[Gormo]

If he has implemented mitigations for all of the applicable risks of the software he's using, how is that "not the behavior of a security expert".

To my mind, a security expert is someone who understands the functional details of specific vulnerabilities, and explains how to mitigate them, not someone who makes vague, cargo-culty judgments about entire applications or OSes.

[paulryanrogers]

He was browsing the web, that's pretty high risk. And sticking to reputable sites isn't enough when their ads could contain malware. While it sounds like he doesn't use XP anymore, (IIRC) he was using it for the Internet well beyond its EOL.

He also admitted to having trouble getting his dev environment working on newer OS's. My guess is he was rationalizing the choice to stick with XP to avoid the friction of upgrading development tools. Which is odd since he's not afraid to delay things for years and ultimately has upgraded his environments anyway.

[wolpoli]

Steve Gibsons was always a bit of a laggard in adopting things through. He was writing pages about how assembly languages create small programs in the late 90s when that advantage was no longer relevant, running a newsgroup server and hooking up a web UI as a web forum, and so on.

[naikrovek]

Considering final application size as well as CPU and RAM usage will always be important, whether people believe them to be or not.

I won’t ever go so far as to recommend that others write stuff in Assembly, but I’d love to be able to do that.

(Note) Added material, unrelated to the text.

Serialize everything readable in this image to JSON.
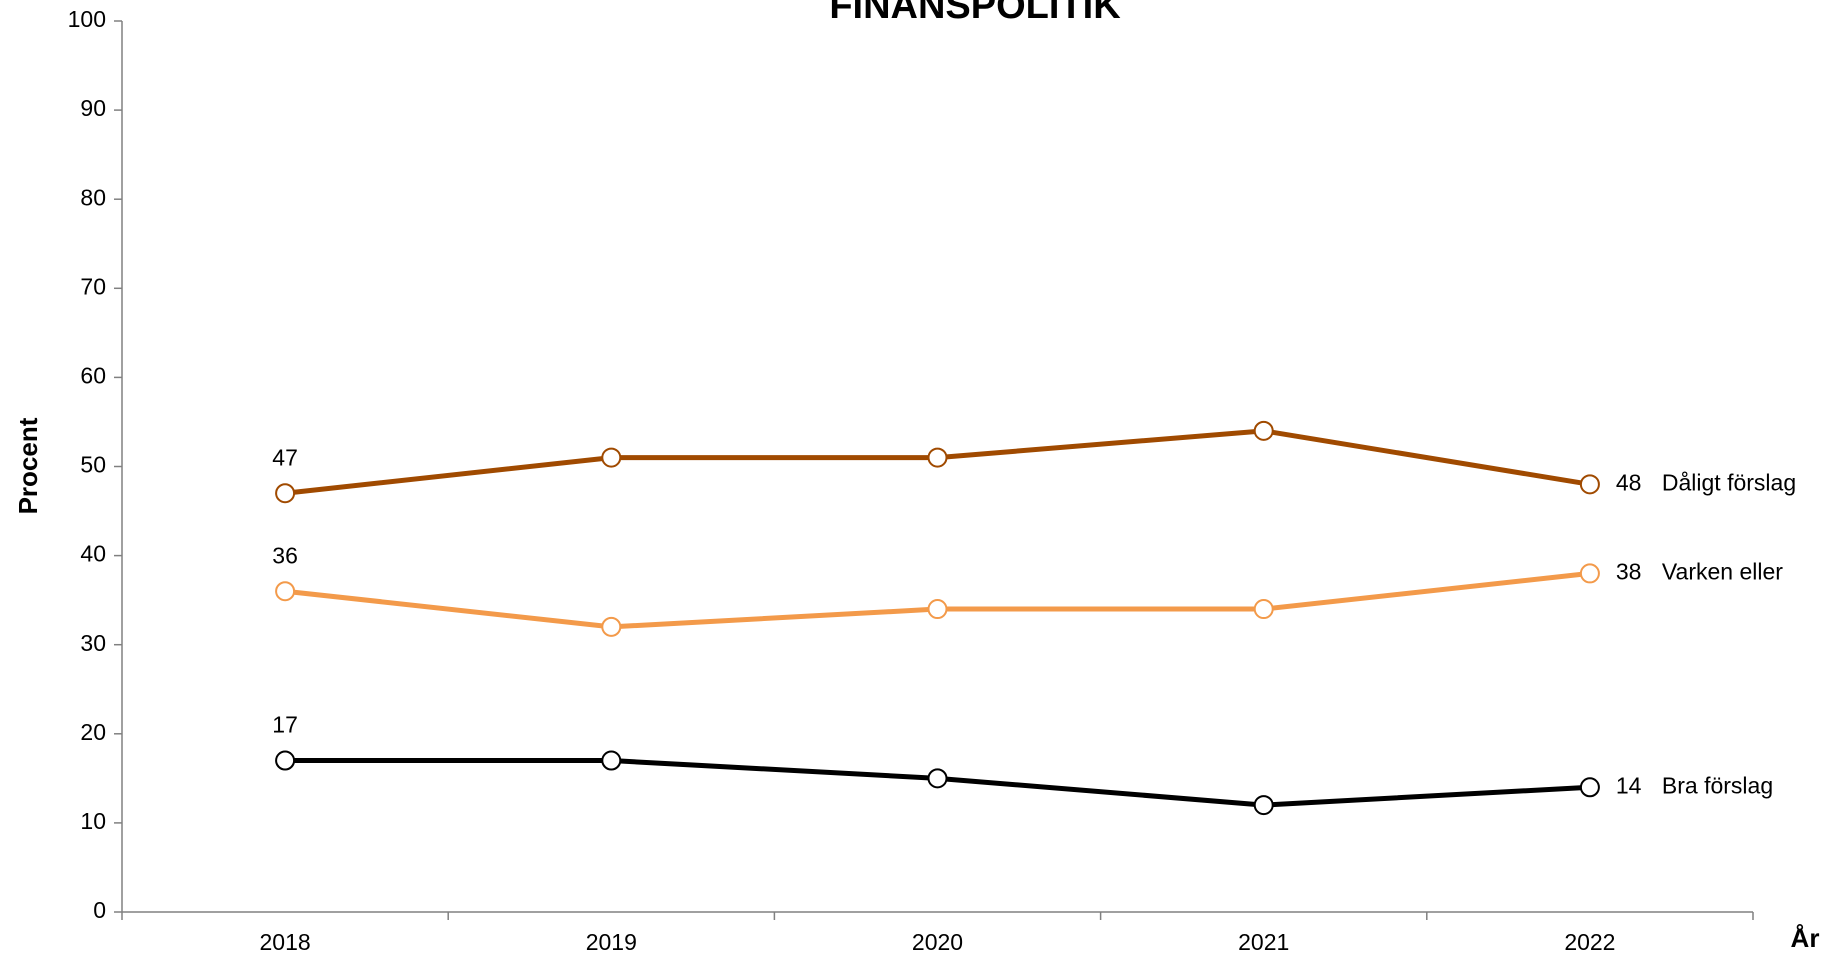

CPU and RAM will matter so long as users are billed by those metrics. More RAM will always be more expensive than less RAM, and faster CPUs will always be more expensive than slower CPUs. If you write software that is used as scale, I would consider it a moral failing if you do not consider how many resources your application uses at scale and you do not make some effort to increase the efficiency of your application in some way.

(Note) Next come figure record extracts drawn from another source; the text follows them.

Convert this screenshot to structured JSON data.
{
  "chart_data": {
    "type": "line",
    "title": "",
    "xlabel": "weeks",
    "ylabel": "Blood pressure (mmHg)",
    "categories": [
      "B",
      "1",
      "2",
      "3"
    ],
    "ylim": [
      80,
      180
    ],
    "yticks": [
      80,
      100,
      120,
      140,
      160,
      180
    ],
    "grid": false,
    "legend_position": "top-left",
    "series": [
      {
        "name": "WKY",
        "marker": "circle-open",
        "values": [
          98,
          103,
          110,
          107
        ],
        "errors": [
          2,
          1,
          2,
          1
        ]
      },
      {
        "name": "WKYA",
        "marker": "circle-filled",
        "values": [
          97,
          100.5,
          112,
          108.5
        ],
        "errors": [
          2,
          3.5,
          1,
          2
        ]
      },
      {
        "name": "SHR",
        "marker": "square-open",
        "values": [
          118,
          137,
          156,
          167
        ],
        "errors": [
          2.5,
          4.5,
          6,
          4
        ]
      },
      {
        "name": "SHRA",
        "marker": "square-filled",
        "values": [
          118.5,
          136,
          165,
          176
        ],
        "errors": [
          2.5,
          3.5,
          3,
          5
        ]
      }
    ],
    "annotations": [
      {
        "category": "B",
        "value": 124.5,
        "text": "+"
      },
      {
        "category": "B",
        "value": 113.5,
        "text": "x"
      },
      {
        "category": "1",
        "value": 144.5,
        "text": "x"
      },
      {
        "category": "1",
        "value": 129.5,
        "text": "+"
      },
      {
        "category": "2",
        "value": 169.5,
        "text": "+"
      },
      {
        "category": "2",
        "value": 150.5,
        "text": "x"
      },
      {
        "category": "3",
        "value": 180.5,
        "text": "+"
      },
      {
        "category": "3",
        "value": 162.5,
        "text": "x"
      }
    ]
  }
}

Accordingly, I have almost zero respect for JavaScript developers, especially server-side JavaScript developers. Server-side JavaScript developers know that JS is inefficient and they choose to use it, anyway. How much coal has been burned exclusively to allow JavaScript developers to run Node on the server, instead of some other, more efficient language? A LOT, I guarantee it.

Performance and efficiency matter a lot at scale. At the small scale, no user has ever complained that their application was too fast or that it didn’t use enough RAM.

When you invoke a Lambda trillions of times per year, every last byte of RAM and every millisecond of CPU time matters. My employer has a few Lambdas which are invoked tens of trillions of times per year, and we saved a lot of money moving from Python to compiled languages. We’d save a lot more if we knew how to write assembly.

[TeeMassive]

> especially server-side JavaScript developers. Server-side JavaScript developers know that JS is inefficient and they choose to use it

I'm in no way a JS fan, but this take is wrong. The main reason JS is on the server side is because it makes the transition between server side and client side trivial. Not everyone runs SAAS with billions of requests every seconds.

In terms of not only money and time, but also resources and energy spent, this increase in software productivity it is worth it in most cases.

[Gormo]

The advantage of writing code in assembly was relevant then, and remains relevant now.

Given the vast regressions in usability and compatibility of software generally that we've seen in the past 10-15 years, someone maintaining and extending the functionality of superior older technology is doing something unequivocally useful.